Comédie vacharde qui se moque du chauvinisme français, Cocorico amuse dans la première partie grâce à deux ténors de la comédie. La suite s’enlise un peu plus dans un excès de caricature, mais demeure un divertissement drôle.
Synopsis : Sur le point de se marier, Alice et François décident de réunir leurs deux familles. Pour l’occasion, ils réservent à leurs parents un cadeau original : des tests ADN pour que chacun puisse découvrir les origines de ses ancêtres. Mais la surprise va virer au fiasco quand les Bouvier-Sauvage, grande famille aristocrate, et les Martin, beaucoup plus modestes, découvrent les résultats, pour le moins… inattendus !
Cocorico, une comédie de pré-mariage
Critique : Surtout connu pour avoir écrit les textes des Guignols de l’info durant une quinzaine d’années, puis trois numéros des Tuche, Julien Hervé est également passé à la réalisation avec la médiocre comédie Le doudou (coréalisé avec Philippe Mechelen en 2018) menée par Kad Merad. Un cursus très inégal si l’on y ajoute une contribution au naufrage Astérix & Obélix : L’Empire du Milieu (Guillaume Canet, 2023).

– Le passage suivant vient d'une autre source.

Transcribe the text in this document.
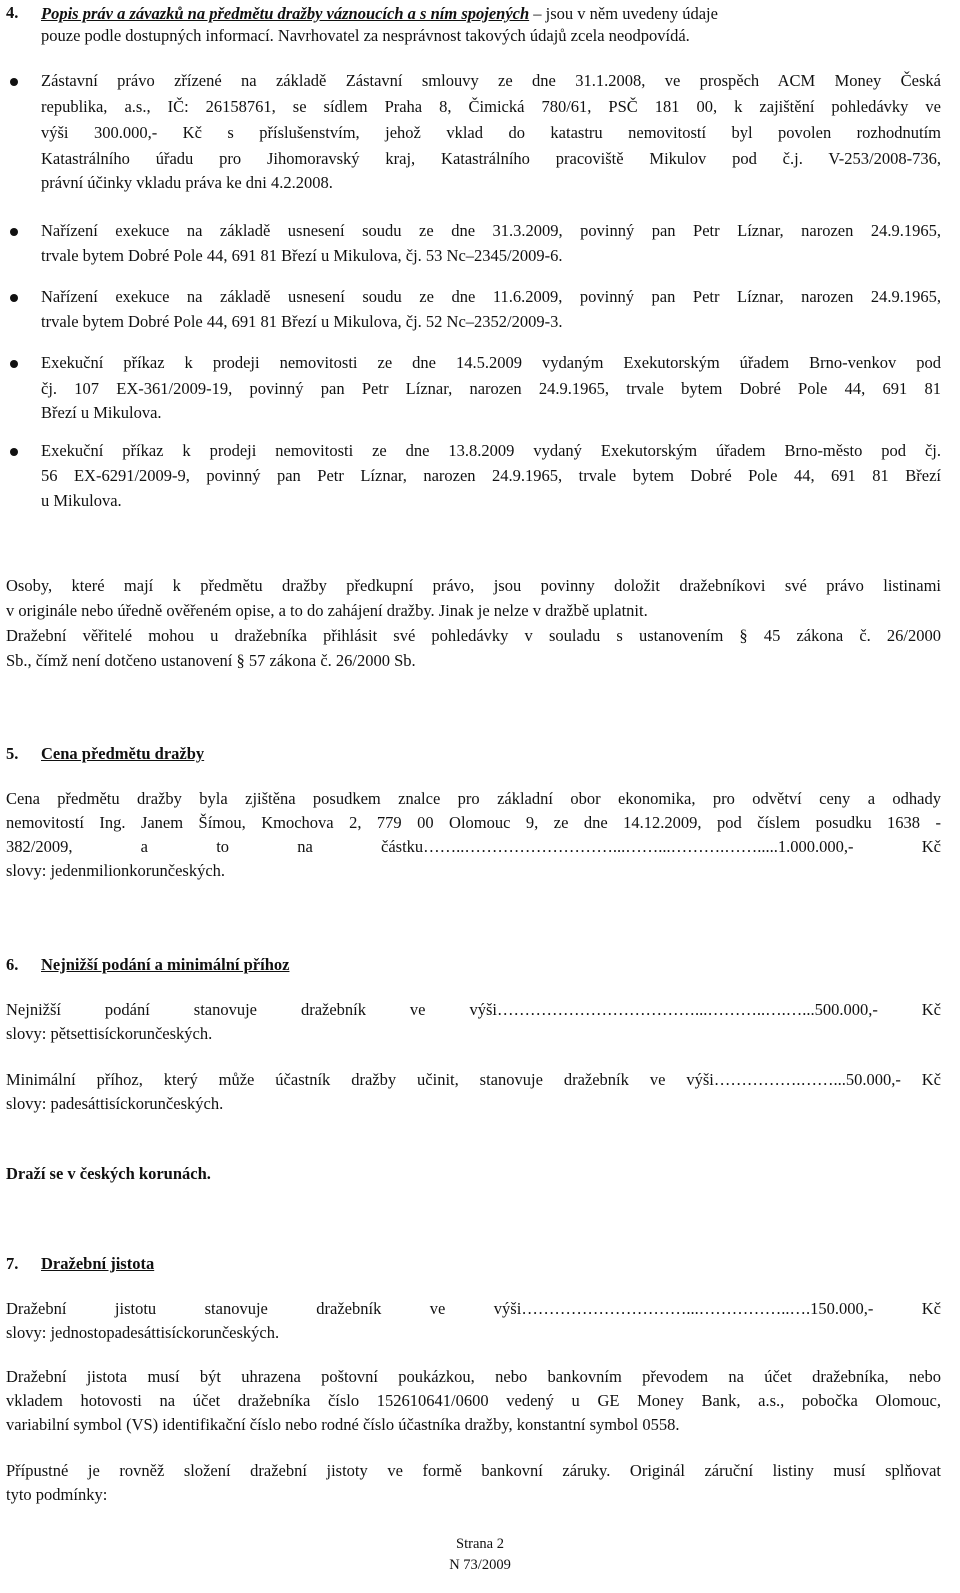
4. Popis práv a závazků na předmětu dražby váznoucích a s ním spojených – jsou v něm uvedeny údaje
pouze podle dostupných informací. Navrhovatel za nesprávnost takových údajů zcela neodpovídá.
Zástavní právo zřízené na základě Zástavní smlouvy ze dne 31.1.2008, ve prospěch ACM Money Česká
republika, a.s., IČ: 26158761, se sídlem Praha 8, Čimická 780/61, PSČ 181 00, k zajištění pohledávky ve
výši 300.000,- Kč s příslušenstvím, jehož vklad do katastru nemovitostí byl povolen rozhodnutím
Katastrálního úřadu pro Jihomoravský kraj, Katastrálního pracoviště Mikulov pod č.j. V-253/2008-736,
právní účinky vkladu práva ke dni 4.2.2008.
Nařízení exekuce na základě usnesení soudu ze dne 31.3.2009, povinný pan Petr Líznar, narozen 24.9.1965,
trvale bytem Dobré Pole 44, 691 81 Březí u Mikulova, čj. 53 Nc–2345/2009-6.
Nařízení exekuce na základě usnesení soudu ze dne 11.6.2009, povinný pan Petr Líznar, narozen 24.9.1965,
trvale bytem Dobré Pole 44, 691 81 Březí u Mikulova, čj. 52 Nc–2352/2009-3.
Exekuční příkaz k prodeji nemovitosti ze dne 14.5.2009 vydaným Exekutorským úřadem Brno-venkov pod
čj. 107 EX-361/2009-19, povinný pan Petr Líznar, narozen 24.9.1965, trvale bytem Dobré Pole 44, 691 81
Březí u Mikulova.
Exekuční příkaz k prodeji nemovitosti ze dne 13.8.2009 vydaný Exekutorským úřadem Brno-město pod čj.
56 EX-6291/2009-9, povinný pan Petr Líznar, narozen 24.9.1965, trvale bytem Dobré Pole 44, 691 81 Březí
u Mikulova.
Osoby, které mají k předmětu dražby předkupní právo, jsou povinny doložit dražebníkovi své právo listinami
v originále nebo úředně ověřeném opise, a to do zahájení dražby. Jinak je nelze v dražbě uplatnit.
Dražební věřitelé mohou u dražebníka přihlásit své pohledávky v souladu s ustanovením § 45 zákona č. 26/2000
Sb., čímž není dotčeno ustanovení § 57 zákona č. 26/2000 Sb.
5. Cena předmětu dražby
Cena předmětu dražby byla zjištěna posudkem znalce pro základní obor ekonomika, pro odvětví ceny a odhady
nemovitostí Ing. Janem Šímou, Kmochova 2, 779 00 Olomouc 9, ze dne 14.12.2009, pod číslem posudku 1638 -
382/2009, a to na částku……..………………………...……...……….…….....1.000.000,- Kč
slovy: jedenmilionkorunčeských.
6. Nejnižší podání a minimální příhoz
Nejnižší podání stanovuje dražebník ve výši………………………………...………..….…...500.000,- Kč
slovy: pětsettisíckorunčeských.
Minimální příhoz, který může účastník dražby učinit, stanovuje dražebník ve výši…………….……...50.000,- Kč
slovy: padesáttisíckorunčeských.
Draží se v českých korunách.
7. Dražební jistota
Dražební jistotu stanovuje dražebník ve výši…………………………...……………..….150.000,- Kč
slovy: jednostopadesáttisíckorunčeských.
Dražební jistota musí být uhrazena poštovní poukázkou, nebo bankovním převodem na účet dražebníka, nebo
vkladem hotovosti na účet dražebníka číslo 152610641/0600 vedený u GE Money Bank, a.s., pobočka Olomouc,
variabilní symbol (VS) identifikační číslo nebo rodné číslo účastníka dražby, konstantní symbol 0558.
Přípustné je rovněž složení dražební jistoty ve formě bankovní záruky. Originál záruční listiny musí splňovat
tyto podmínky:
Strana 2
N 73/2009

Désormais seul au scénario et à la réalisation, Julien Hervé semble avoir été plutôt bien inspiré par cette idée de confronter des personnages fiers de leurs origines à un test ADN qui va révéler une histoire familiale bien différente de ce qu’ils attendaient. Tout d’abord, le pitch est plutôt ingénieux et permet de renouveler la traditionnelle comédie de mariage. Effectivement, le point de départ ressemble fort à celui de la comédie événement Qu’est-ce qu’on a fait au bon Dieu ? (Philippe de Chauveron, 2014) et de ses deux suites. Mais là où le film triomphal opposait des familles de différentes couleurs, Cocorico préfère axer sa thématique sur le nationalisme et le chauvinisme, tout en accentuant encore un peu plus l’écart social entre les deux familles réunies par l’amour de leur progéniture.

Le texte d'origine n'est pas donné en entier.